Tugay Komutanlığı’na bağlı B Tipi Gıda Kontrol Müfreze Komutanlığı’nın kurucusu Veteriner Hekim emekli Yarbay Can Demir, “Mehmetçik’e bir gün dahi domuz ve at eti yedirilmişse, konu yargıya intikal etmeli ve askerî savcılar soruşturma başlatmalıydı.” diyor. Skandalın örtbas edilmek istendiğine dikkat çeken Demir’e göre, “Tarım Bakanlığı da kulağının üstüne yatıyor.”
Söz konusu skandalın örtbas edilmek istendiğine dikkat çeken Demir, “Rapor Tugay Komutanı’na ulaşır ulaşmaz, firmadan ürün alımı durdurulmalıydı. Maalesef bu olmamış. Ayrıca firma söz konusu raporla ilgili itiraz hakkını kullanmamış. Bu şu demek oluyor, firma ordu içerisindeki bağlantılarına güvenmekte.” diyor.
4’üncü Mekanize Piyade Tugayı’na bağlı 1’inci Hudut Tabur Komutanlığı’nın kantininde yapılan aylık rutin kontrollerde karışık tost, Ayvalık tostu, hamburger, Adana sandviç ve İnegöl köfte ürünlerinde yapılan analizlerde domuz ve at eti tespit edildiği ortaya çıkmıştı. Numuneler üzerinde analiz yapan B Tipi Gıda Kontrol Müfreze Komutanlığı, konuyu 14 Haziran’da hazırladığı raporla Tugay Komutanlığı ve Kolordu Komutanlığı’na iletti. Fakat bu rapora rağmen aynı ürünlerin kışlada tüketilmeye devam edildiği iddia edilmişti. 19 yıl TSK’da veteriner hekim olarak görev yapan ve B Tipi Gıda Kontrol Müfreze Komutanlığı’nın kurucusu emekli Yarbay Can Demir, sistemin düzgün işlemediğini savunuyor.
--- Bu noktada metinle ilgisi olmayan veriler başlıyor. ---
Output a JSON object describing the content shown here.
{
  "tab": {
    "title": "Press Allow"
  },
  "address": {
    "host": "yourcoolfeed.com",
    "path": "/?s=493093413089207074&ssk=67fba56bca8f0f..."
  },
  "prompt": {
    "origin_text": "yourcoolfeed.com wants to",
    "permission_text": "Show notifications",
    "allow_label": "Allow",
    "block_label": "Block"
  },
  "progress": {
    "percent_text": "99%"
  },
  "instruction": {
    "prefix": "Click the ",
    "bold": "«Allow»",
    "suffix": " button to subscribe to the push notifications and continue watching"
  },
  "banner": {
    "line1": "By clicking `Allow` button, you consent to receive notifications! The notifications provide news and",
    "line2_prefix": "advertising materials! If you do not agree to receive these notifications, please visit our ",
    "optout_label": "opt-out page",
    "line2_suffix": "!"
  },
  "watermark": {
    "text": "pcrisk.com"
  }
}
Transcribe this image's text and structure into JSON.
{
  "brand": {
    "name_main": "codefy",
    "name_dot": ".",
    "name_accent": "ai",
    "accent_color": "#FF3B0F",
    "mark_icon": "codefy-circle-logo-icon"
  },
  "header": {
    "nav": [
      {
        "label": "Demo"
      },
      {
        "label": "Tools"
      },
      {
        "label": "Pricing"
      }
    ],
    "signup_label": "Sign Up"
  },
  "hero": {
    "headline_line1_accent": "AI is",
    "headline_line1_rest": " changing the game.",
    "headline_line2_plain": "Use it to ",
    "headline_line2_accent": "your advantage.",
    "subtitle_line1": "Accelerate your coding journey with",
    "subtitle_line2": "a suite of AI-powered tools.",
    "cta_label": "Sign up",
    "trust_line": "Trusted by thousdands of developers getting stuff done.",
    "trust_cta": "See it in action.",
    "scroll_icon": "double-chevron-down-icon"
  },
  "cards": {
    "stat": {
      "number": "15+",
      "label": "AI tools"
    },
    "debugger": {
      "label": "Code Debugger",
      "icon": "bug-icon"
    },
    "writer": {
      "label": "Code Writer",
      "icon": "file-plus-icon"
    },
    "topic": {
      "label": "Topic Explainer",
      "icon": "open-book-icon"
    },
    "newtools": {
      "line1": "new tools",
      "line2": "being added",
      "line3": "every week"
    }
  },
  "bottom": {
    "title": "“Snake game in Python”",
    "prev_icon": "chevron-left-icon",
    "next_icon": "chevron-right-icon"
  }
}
Tugay Komutanı’nın, numuneler üzerinde domuz ve at eti tespit edilmesinin ardından ürün satışının durdurması gerektiğini ifade eden Demir, skandala ilişkin sözlerine şöyle devam ediyor: “Edirne Keşan’daki B Tipi Gıda Kontrol Müfreze Komutanlığı aylık periyotlar halinde askerin kullandığı kantin, yemekhane ve gazinolardan aldığı numuneler üzerinde gıda kontrolü yapar. 14 Haziran’da hazırlanan ve komutanlıklara gönderilen rapora ‘Keşanlı Ali’ markasıyla üretim yapan firmanın askerî laboratuvarın incelemesine itiraz etmediğini öğrendim. Bu şu anlama geliyor; ya bu firmanın ordu içerisinde ciddi ve kuvvetli bağlantıları var ya da ürünün güvenirliğine kendisi de inanmıyor. Çünkü sözleşmeye göre böyle bir iddia ortaya çıktığında her ne olursa olsun firmanın itiraz etme hakkı var. Firmanın bu hakkını kullanmaması düşündürücü. Tugay Komutanlığı ise raporun ardından sakıncalı ürünlerin satışını durdurmalıydı. Bunun yapılmaması olayın üzerinin kapatılmak istendiği anlamına geliyor. Bir gün dahi sakıncalı ürünün satışının yapılması adli kovuşturma gerektirir. Askerî savcılar harekete geçip soruşturma başlatarak, domuz ve at eti tespiti yapılan ürünlerin satışıyla ilgili Tugay Komutanlığı’nın işlem yapıp yapmadığını tespit etmeli.”